# most power efficent folding graphics card/cpu



## Geofrancis (Apr 25, 2009)

im looking for the best nvidea card that has the best folding performance-per-watt not the card that just uses the least amount of power.

at the moment im looking at the zotac 9600gt green edition that is supposed to use 40% less power than a standard 9600gt but tracking them down in the uk is like trying to find unicorn shit by the side of the road. 

for the cpu i was looking at one of those 65w 2.33ghz q8200 quadcores or a 45w phenom but at 1.8ghz they are very under powered.

any other sugestions?


----------



## mothergoose729 (Apr 28, 2009)

That all sounds like good parts. The 45w phenom's I am pretty sure are only for their servers (socket F) but I could be wrong. I haven't seen them listed in the US. You can get an s quad, but sometimes you an achieve similar results by underclocking a normal version.
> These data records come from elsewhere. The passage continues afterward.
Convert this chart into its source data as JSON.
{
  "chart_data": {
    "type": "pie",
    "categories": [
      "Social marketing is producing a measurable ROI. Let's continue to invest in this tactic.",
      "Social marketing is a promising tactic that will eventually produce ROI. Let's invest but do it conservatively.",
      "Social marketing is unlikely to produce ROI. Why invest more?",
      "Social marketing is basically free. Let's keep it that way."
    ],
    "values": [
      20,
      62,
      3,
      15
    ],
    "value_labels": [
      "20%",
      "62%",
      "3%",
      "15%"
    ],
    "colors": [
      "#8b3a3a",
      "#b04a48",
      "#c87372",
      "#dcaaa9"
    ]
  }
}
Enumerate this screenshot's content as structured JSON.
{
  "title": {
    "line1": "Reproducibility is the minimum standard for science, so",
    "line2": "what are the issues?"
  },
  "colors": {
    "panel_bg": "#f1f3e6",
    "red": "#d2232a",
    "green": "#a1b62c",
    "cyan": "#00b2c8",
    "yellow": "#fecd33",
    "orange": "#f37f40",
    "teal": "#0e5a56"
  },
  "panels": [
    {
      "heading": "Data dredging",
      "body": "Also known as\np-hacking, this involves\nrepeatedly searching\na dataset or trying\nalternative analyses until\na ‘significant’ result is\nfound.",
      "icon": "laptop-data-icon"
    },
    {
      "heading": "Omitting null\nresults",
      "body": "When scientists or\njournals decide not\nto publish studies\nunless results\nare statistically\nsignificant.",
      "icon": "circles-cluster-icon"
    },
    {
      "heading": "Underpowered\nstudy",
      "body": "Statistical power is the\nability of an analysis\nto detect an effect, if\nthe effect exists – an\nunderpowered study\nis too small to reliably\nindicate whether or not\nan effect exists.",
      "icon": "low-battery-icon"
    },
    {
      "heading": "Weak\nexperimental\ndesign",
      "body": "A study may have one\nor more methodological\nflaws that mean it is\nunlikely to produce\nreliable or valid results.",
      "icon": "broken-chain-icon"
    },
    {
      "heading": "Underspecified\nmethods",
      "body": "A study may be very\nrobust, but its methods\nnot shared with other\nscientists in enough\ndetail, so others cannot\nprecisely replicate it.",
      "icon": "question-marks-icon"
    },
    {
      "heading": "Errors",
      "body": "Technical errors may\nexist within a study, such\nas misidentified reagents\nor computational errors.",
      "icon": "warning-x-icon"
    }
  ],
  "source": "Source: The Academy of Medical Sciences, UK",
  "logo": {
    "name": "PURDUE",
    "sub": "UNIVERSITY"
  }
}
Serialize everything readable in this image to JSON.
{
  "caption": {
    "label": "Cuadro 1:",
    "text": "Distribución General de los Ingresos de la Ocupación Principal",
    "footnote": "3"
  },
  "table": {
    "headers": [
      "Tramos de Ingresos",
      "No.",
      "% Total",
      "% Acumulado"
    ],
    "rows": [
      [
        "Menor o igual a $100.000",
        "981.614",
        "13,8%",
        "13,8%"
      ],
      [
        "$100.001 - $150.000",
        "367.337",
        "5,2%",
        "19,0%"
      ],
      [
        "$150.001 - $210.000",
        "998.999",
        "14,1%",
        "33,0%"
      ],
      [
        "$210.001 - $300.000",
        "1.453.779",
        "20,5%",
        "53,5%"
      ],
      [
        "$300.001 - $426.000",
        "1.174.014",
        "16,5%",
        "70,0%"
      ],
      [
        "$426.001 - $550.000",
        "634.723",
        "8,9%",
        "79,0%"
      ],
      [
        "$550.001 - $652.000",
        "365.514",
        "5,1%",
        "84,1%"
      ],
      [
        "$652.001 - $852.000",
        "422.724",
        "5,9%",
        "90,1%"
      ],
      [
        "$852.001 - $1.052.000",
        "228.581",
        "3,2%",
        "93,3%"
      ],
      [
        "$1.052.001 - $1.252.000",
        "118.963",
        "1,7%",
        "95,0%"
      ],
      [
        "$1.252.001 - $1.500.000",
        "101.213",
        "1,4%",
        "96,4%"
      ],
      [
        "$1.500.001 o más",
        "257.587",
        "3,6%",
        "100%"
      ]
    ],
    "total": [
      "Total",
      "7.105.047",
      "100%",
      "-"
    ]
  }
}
The q9550s in this case could be worth the extra money. 

You are unlikely to find any of these items on these forums . You might be able to get a person to buy them here in the US though, and ship them to your country.


----------



## thebluebumblebee (May 17, 2009)

Have you seen this?  It's kinda old, but has some good info.
The (actual, not updated 9800GTX+) GTS250 should be good with PPD/watt.


----------



## twicksisted (May 17, 2009)

Geofrancis said:


> is like trying to find unicorn shit by the side of the road.



I couldnt find a picture of her shit by the side of the road, but got a pic of the unicorn


----------



## BUCK NASTY (May 17, 2009)

Geofrancis said:


> im looking for the best nvidea card that has the best folding performance-per-watt not the card that just uses the least amount of power.
> 
> at the moment im looking at the zotac 9600gt green edition that is supposed to use 40% less power than a standard 9600gt but tracking them down in the uk is like trying to find unicorn shit by the side of the road.
> 
> ...


Are you using an existing PSU or are you gonna design from scratch?


----------



## Geofrancis (May 17, 2009)

well at the moment im running an atom 330 dual core in my server but i would like something faster that wont eat electricity. i would love a quad or 8 core atom but thats not going to happen any time soon. 

the psu i would be using would probibly be the 200w psu in my morex 669 case but idealy id like to use the 120w pico psu i have got.


----------